Yeah… I should have known this would be a cookie-cutter romance movie. But for some reason, I hoped Shailene Woodley (as Jennifer Stirling), who has surprised me with interesting roles like Lindsay Mills in Snowden and one of the better performances in the 2010s Young Adult dystopian novel adaptation surge in Divergent, would elevate Netflix’s newest heterosexual romance beyond the standard and sub-par exemplars of the genre. She was okay, even good—as was Felicity Jones as Ellie Haworth—but their performances do too little to ameliorate The Last Letter From Your Lover from the wounds of tropes and conventions.
In the opening scene, Jennifer Stirling dons a white coat and black gloves in a stunning 1960s fashion that is probably a reference to Kim Novak’s iconic costume in Alfred Hitchcock’s Vertigo. She’s unhappily married to a wealthy industrialist, Laurence Stirling (Joe Alwyn), who’s always traveling for work. Her boredom with her dull marriage prepares her to easily fall for a convenient affair with a journalist writing a feature on her husband, Anthony O’Hare (Callum Turner). Their connection is almost exclusively built on proximity and hotness, and does little to woo us viewers. Their affair is carried on chiefly through letters, which the modern journalist Ellie Haworth then finds during archival research.

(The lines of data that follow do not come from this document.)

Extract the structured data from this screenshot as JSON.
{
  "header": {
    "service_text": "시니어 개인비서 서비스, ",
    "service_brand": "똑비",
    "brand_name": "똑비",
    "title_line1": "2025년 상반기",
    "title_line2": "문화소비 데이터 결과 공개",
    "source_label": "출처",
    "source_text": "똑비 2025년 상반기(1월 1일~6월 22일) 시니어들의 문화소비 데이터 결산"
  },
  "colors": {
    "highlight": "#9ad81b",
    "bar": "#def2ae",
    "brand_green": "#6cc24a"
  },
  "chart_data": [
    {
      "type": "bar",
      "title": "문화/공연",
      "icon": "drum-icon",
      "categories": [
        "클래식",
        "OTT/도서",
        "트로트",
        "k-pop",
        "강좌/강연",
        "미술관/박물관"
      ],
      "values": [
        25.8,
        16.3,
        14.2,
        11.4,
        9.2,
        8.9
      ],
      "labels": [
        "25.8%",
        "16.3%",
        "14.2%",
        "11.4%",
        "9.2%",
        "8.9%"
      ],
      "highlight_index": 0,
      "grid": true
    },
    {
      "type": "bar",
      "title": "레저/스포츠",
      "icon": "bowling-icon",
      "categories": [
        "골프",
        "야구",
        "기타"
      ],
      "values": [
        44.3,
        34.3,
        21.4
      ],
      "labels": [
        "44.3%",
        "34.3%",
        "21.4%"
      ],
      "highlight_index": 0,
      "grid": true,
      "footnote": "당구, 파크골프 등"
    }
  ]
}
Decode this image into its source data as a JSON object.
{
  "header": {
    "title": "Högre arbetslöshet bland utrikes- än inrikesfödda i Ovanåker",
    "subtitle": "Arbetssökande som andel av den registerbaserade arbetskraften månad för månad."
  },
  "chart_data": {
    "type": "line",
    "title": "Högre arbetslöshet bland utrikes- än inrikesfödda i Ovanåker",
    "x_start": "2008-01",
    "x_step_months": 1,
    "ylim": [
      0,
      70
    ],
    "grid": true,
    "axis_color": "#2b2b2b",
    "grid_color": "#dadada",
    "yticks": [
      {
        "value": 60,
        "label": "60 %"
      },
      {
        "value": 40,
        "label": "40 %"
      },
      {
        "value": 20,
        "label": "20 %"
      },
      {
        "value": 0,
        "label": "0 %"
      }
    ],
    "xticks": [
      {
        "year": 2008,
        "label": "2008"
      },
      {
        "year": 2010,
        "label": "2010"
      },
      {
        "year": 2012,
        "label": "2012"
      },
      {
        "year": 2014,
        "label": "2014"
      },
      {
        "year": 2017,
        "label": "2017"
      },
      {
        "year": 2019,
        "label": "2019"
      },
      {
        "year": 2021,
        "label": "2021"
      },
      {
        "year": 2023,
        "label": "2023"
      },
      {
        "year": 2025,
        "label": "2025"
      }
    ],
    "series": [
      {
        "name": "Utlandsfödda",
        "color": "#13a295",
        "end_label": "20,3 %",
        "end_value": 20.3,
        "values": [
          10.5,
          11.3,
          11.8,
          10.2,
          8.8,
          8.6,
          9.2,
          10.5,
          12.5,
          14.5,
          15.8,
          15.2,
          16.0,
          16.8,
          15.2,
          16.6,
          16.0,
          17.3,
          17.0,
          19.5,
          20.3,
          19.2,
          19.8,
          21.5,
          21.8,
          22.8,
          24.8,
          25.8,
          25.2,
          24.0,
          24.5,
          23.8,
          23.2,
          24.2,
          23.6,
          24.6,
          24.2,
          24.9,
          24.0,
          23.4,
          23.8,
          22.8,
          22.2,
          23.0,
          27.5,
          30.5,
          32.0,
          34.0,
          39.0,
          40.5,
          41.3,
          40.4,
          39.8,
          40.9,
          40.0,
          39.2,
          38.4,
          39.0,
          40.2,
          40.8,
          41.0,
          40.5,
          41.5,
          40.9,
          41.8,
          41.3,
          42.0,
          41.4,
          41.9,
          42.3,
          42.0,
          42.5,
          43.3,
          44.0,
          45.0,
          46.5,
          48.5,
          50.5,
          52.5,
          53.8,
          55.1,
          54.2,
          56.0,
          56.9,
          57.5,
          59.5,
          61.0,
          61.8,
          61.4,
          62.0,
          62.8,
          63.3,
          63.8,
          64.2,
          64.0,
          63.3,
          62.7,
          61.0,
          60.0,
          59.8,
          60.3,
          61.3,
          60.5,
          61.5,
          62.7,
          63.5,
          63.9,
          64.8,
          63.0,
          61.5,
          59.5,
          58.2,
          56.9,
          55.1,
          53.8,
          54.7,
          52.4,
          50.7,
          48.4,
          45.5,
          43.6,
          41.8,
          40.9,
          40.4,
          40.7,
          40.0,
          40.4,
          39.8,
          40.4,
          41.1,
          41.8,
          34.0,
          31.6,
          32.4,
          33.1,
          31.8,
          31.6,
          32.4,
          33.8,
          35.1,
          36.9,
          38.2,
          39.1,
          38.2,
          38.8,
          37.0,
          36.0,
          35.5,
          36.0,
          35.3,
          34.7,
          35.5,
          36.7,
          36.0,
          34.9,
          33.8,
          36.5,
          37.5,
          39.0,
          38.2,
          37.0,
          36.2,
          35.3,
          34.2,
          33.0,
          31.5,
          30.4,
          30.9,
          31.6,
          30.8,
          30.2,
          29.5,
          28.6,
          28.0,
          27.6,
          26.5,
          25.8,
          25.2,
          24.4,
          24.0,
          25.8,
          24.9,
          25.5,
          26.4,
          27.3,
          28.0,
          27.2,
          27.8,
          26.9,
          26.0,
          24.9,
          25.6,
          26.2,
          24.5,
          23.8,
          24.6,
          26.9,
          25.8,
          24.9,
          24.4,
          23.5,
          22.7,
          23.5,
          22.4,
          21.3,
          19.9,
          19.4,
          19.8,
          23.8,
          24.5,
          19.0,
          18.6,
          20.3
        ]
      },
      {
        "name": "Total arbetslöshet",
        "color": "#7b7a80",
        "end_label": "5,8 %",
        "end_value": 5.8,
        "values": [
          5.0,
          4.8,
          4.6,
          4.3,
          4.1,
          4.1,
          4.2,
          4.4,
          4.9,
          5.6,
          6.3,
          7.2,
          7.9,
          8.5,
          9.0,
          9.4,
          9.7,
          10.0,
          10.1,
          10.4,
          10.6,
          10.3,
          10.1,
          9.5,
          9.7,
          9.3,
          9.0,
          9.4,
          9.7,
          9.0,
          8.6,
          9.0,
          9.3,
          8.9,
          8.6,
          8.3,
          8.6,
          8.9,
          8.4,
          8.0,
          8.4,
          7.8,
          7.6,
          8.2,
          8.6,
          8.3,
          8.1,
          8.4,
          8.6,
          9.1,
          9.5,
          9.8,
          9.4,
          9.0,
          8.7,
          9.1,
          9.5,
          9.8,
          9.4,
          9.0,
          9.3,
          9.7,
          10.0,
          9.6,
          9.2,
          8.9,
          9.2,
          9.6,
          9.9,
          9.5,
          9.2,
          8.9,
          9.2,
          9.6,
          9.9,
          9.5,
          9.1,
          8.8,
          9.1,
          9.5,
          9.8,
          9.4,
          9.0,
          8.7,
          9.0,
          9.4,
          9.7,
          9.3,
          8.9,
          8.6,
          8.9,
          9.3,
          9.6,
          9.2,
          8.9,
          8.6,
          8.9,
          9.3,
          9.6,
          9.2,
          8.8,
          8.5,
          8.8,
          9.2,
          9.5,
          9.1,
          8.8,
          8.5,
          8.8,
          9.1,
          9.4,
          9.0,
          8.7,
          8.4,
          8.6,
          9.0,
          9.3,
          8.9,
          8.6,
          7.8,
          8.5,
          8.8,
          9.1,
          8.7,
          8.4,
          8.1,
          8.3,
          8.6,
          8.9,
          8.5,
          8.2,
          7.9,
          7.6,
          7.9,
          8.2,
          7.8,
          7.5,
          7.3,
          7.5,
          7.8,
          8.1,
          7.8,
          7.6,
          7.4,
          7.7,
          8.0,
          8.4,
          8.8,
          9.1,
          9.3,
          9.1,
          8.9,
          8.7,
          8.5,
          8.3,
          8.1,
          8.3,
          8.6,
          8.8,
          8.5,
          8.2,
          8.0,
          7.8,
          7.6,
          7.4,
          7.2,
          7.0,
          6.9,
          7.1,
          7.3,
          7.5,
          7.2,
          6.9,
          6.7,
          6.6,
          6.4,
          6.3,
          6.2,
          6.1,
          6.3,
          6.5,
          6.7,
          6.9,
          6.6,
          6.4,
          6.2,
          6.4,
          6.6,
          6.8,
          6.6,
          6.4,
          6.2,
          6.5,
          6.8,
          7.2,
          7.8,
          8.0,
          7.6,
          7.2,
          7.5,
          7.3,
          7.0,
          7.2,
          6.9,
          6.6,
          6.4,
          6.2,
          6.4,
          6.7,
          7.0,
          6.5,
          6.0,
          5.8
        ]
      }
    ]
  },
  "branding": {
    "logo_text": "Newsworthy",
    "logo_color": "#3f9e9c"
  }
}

The two time periods are visually separated by the dramatic high key lighting that signals “it’s the past,” a decision that demonstrates director Augustine Frizzell has low audience expectations. Ellie, for some reason unbeknownst to this journalist, seems to think the letters have some newsworthy value to them and tries to track down the correspondents. Oh yeah, and she has a thing going on with the archivist.
It’s about as genre-conforming as possible: both sets of heterosexual romances end up coupling by the final frame; the love between characters is assumed based on convenience and mutual attractiveness rather than any deeper personal connection; and a tragedy or two intercepts the couples’ passions. Affairs, emotional crying in the rain, cheesy expressions of affection, and other baggage of the genre truck along with the performances by Woodley and Jones. If that’s what you want, you’ll find Frizzell’s addition more than adequate.
The only major departure from genre convention is more reflective of a changing socio-political culture rather than creativity: Jennifer’s marriage with Laurence isn’t dampened by his infidelity, but by her frustration and boredom. He’s a dick, to be sure; his politics, being in favor of Belgian colonialism in Africa, are how Frizzell begins to justify the possibility of an affair to the audience. Politics, not the breaking of marriage vows, become justification for Jennifer’s affair. This feels reflective of our current socio-political moment, where monogamy isn’t always the default, where women have gained autonomy to leave romantic relationships of any sort, and where a sexual-romantic affair is no longer considered one of the unspeakable sins against another. Marriage infidelity is on the rise, according to the New York Times, and The Last Letter From Your Lover sides with the idea that not all affairs are morally desultory. Your personal opinion on that will likely serve as the foundation for your thoughts on the movie.
The Last Letter From Your Lover
dir. Augustine Frizzell
The Last Letter From Your Lover is available for streaming on Netflix Friday, 7/23.